The point (2a, a) lies inside the region bounded by the parabola `x^(2) = 4y` and its latus rectum. Then,

To solve the problem, we need to determine the conditions under which the point (2a, a) lies inside the region bounded by the parabola \(x^2 = 4y\) and its latus rectum. ### Step-by-Step Solution: 1. **Identify the Parabola and Latus Rectum**: The given parabola is \(x^2 = 4y\). The vertex of this parabola is at the origin (0,0), and it opens upwards. The latus rectum of this parabola is a horizontal line that passes through the focus of the parabola. The focus of the parabola \(x^2 = 4y\) is at the point (0, 1). Therefore, the equation of the latus rectum is \(y = 1\). 2. **Condition for the Point to be Inside the Parabola**: For the point (2a, a) to lie inside the parabola, it must satisfy the inequality derived from the parabola's equation: \[ x^2 < 4y \] Substituting \(x = 2a\) and \(y = a\): \[ (2a)^2 < 4a \] Simplifying this gives: \[ 4a^2 < 4a \] Dividing both sides by 4 (assuming \(a \neq 0\)): \[ a^2 < a \] Rearranging this, we get: \[ a^2 - a < 0 \] Factoring out \(a\): \[ a(a - 1) < 0 \] 3. **Finding the Intervals for \(a\)**: The inequality \(a(a - 1) < 0\) holds true when \(a\) is between the roots of the equation \(a = 0\) and \(a = 1\).

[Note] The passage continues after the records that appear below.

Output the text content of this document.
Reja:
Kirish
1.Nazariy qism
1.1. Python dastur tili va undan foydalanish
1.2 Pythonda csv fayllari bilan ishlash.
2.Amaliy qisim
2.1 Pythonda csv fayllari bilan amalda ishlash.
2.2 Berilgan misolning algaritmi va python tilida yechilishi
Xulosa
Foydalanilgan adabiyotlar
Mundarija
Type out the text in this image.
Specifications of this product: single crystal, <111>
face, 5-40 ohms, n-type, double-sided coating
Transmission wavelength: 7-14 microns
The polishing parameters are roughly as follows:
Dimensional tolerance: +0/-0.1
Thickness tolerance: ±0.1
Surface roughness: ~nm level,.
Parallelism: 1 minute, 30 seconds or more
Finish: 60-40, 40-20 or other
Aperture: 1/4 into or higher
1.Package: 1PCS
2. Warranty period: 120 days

Therefore: \[ 0 < a < 1 \] 4. **Condition for the Point to be Below the Latus Rectum**: The point (2a, a) must also lie below the latus rectum \(y = 1\). This gives us the condition: \[ a < 1 \] This condition is already satisfied by the previous result. 5. **Combining Conditions**: From the two conditions derived: - \(0 < a < 1\) - \(a < 1\) We conclude that: \[ 0 < a < 1 \] 6. **Final Conclusion**: The point (2a, a) lies inside the region bounded by the parabola \(x^2 = 4y\) and its latus rectum if \(a\) is in the interval \( (0, 1) \).